Rektor juga berharap bahwa Fakultas Syariah akan terus berkembang dan melahirkan generasi terdidik yang akan bisa memberikan andil terbaik dalam kehidupan masyarakat.
“Saya yakin Fakultas Syariah akan terus maju, terlebih saat ini Syariah dengan prodi HKI menjadi salah satu prodi setelah PAI yang memiliki jenjang lengkap S1, S2 dan S3. Bahkan juga telah membuka program studi baru umum yaitu Prodi Hukum Bisnis sehingga nomenklatur fakultas syariah akan menjadi Fakultas Syariah dan Hukum.” paparnya.

Pada acara yudisium ini juga diumumkan mahasiswa terbaik Fakultas dan masing-masing program studi. Putri Rizkika Purnama Sari ditetapkan sebagai Mahasiswa Terbaik Fakultas sekaligus mahasiswa terbaik Prodi Ilmu Falak dengan IPK 3.82. Sementara Nur Aida Mekahani sebagai Mahasiswa Terbaik Prodi HKI dengan IPK 3.77 dan Nurhidayani sebagai Mahasiswa Terbaik Prodi HES dengan IPK 3.76.

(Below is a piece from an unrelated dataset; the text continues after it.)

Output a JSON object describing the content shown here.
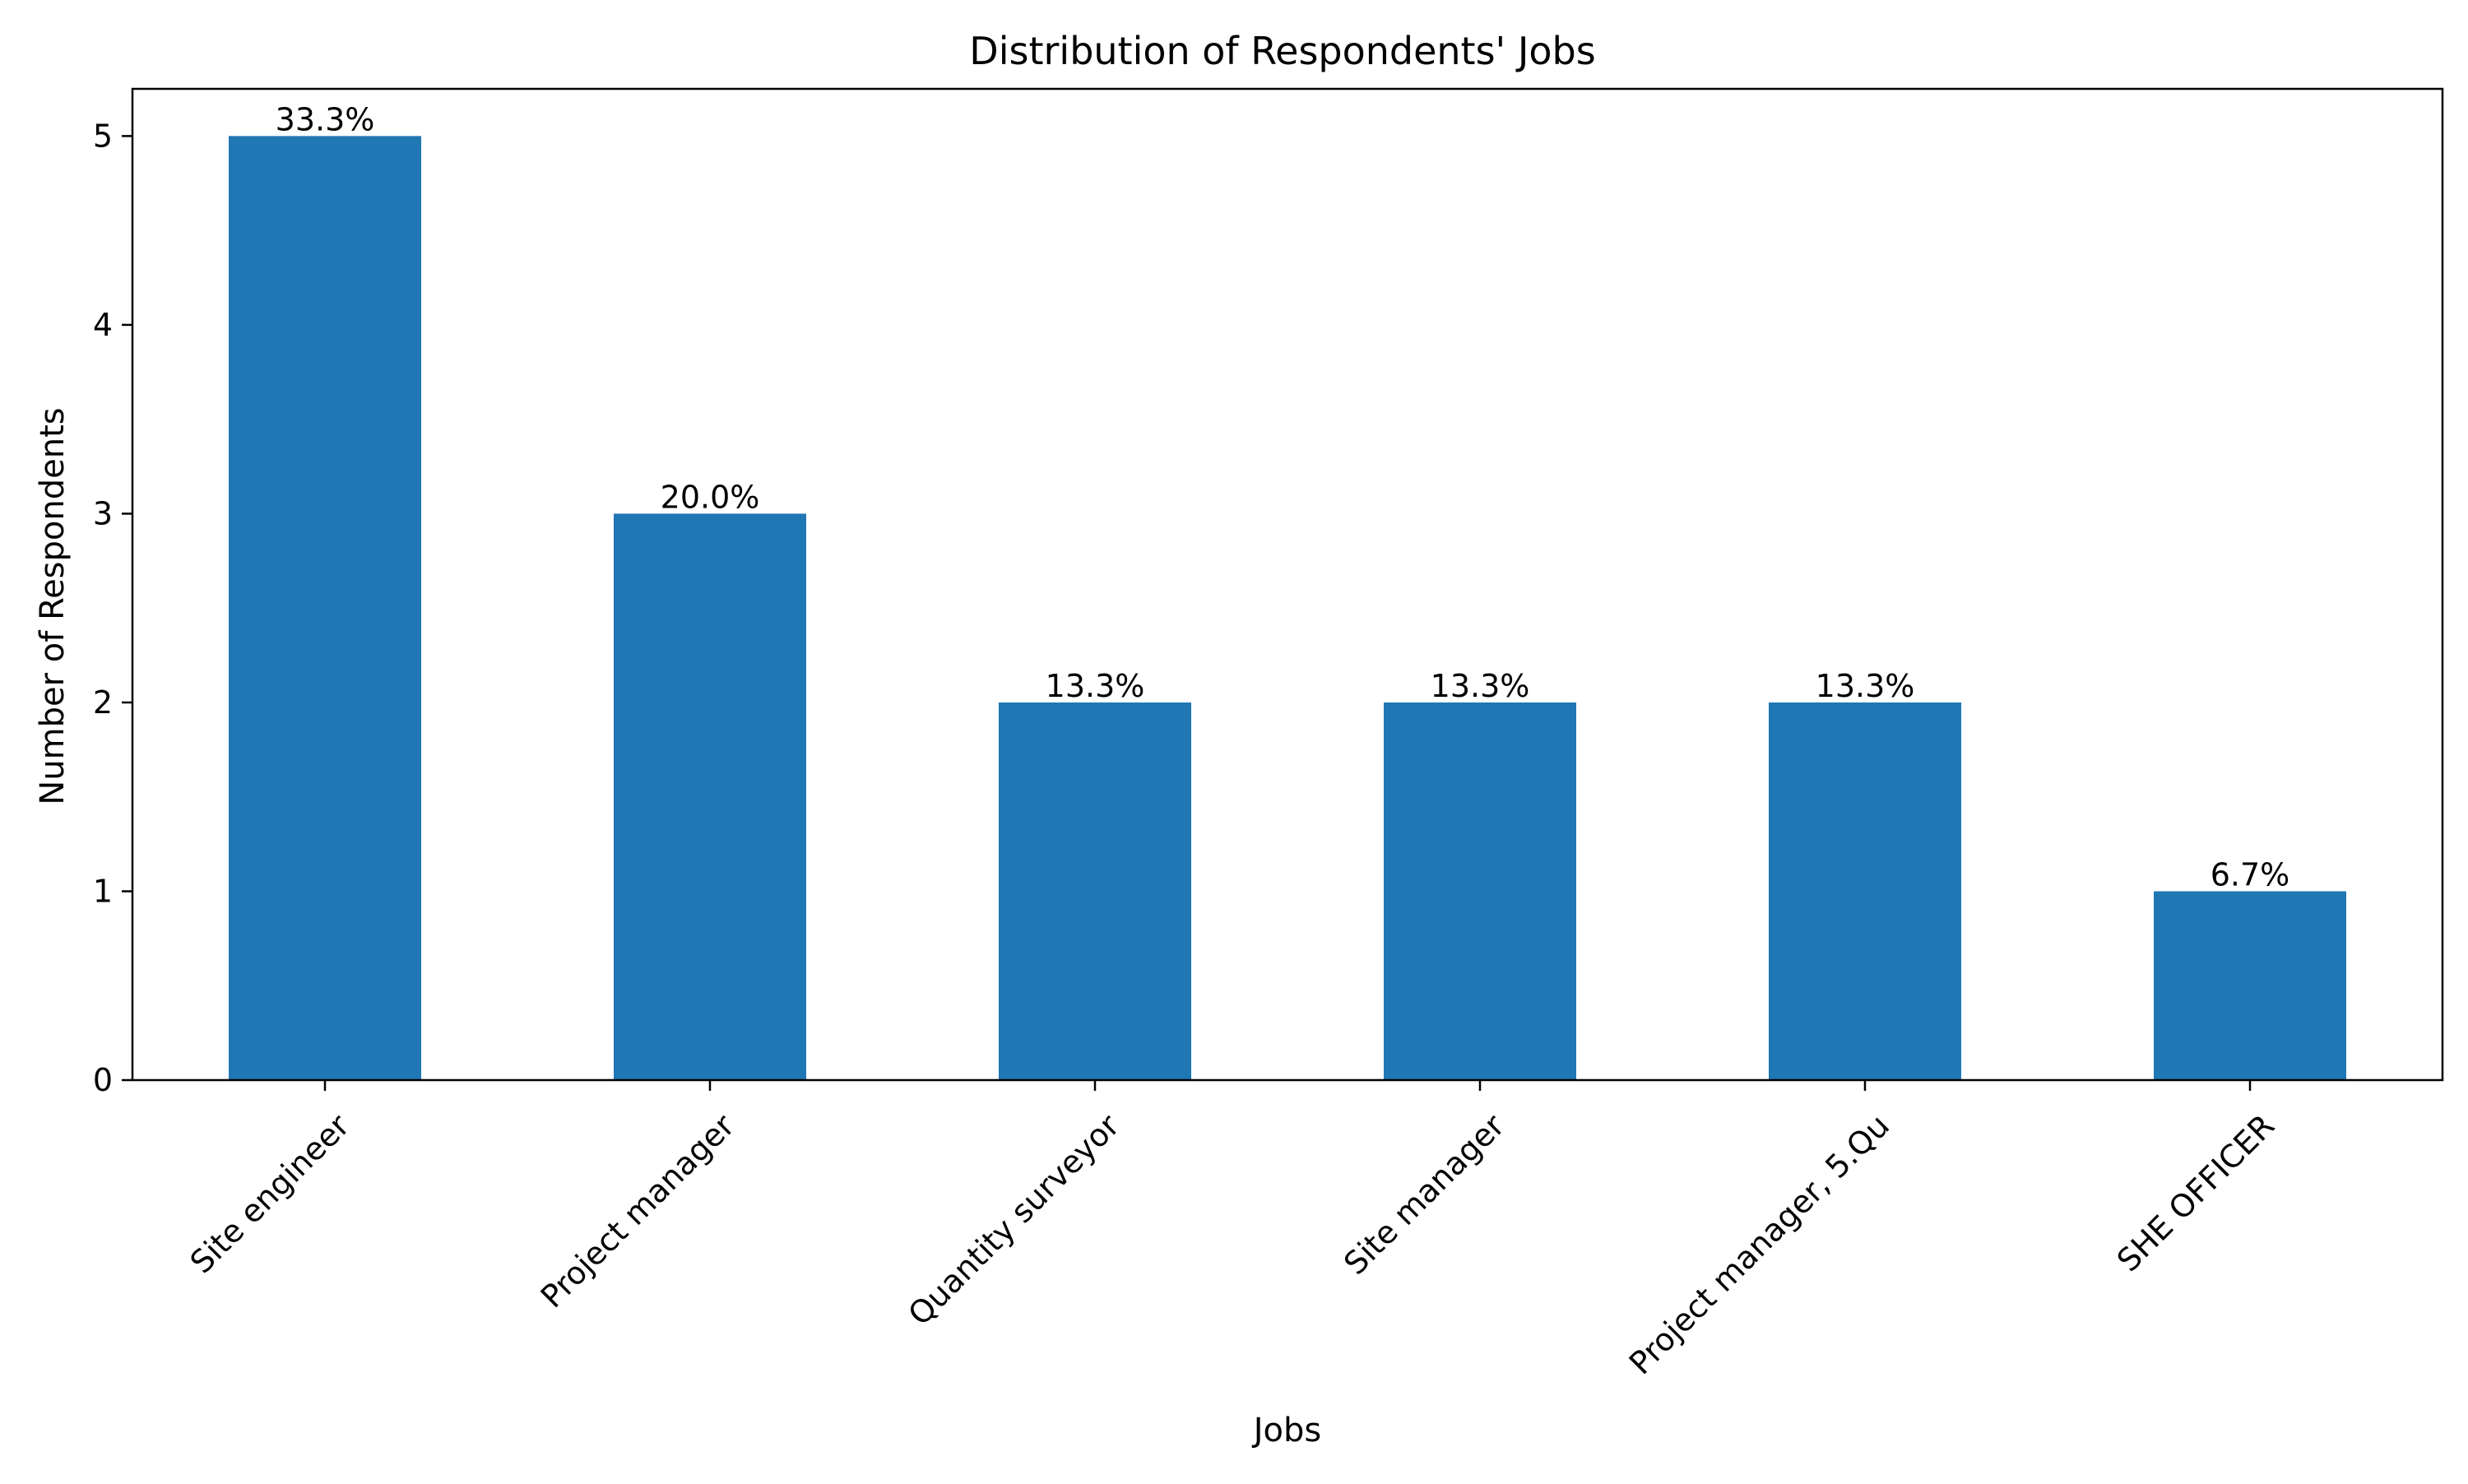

Acara yudisium diakhiri dengan orasi ilmiah yang disampaikan oleh M. Riadhussyah dengan tema orasi “Prevent Child Marriage by Improving Education in West Nusa Tenggara.” Orasi dengan berbahasa Inggris ini disampaikan dengan semangat oleh Dosen Prodi HKI yang juga merupakan awardee beasiswa LPDP ini.

Dalam orasinya, pak Riyan sapaan akrabnya memaparkan poin poin penting dari penelitian nya yang telah ditulis dan dimuat di jurnal internasional terindeks Scopus Q1 Samarah.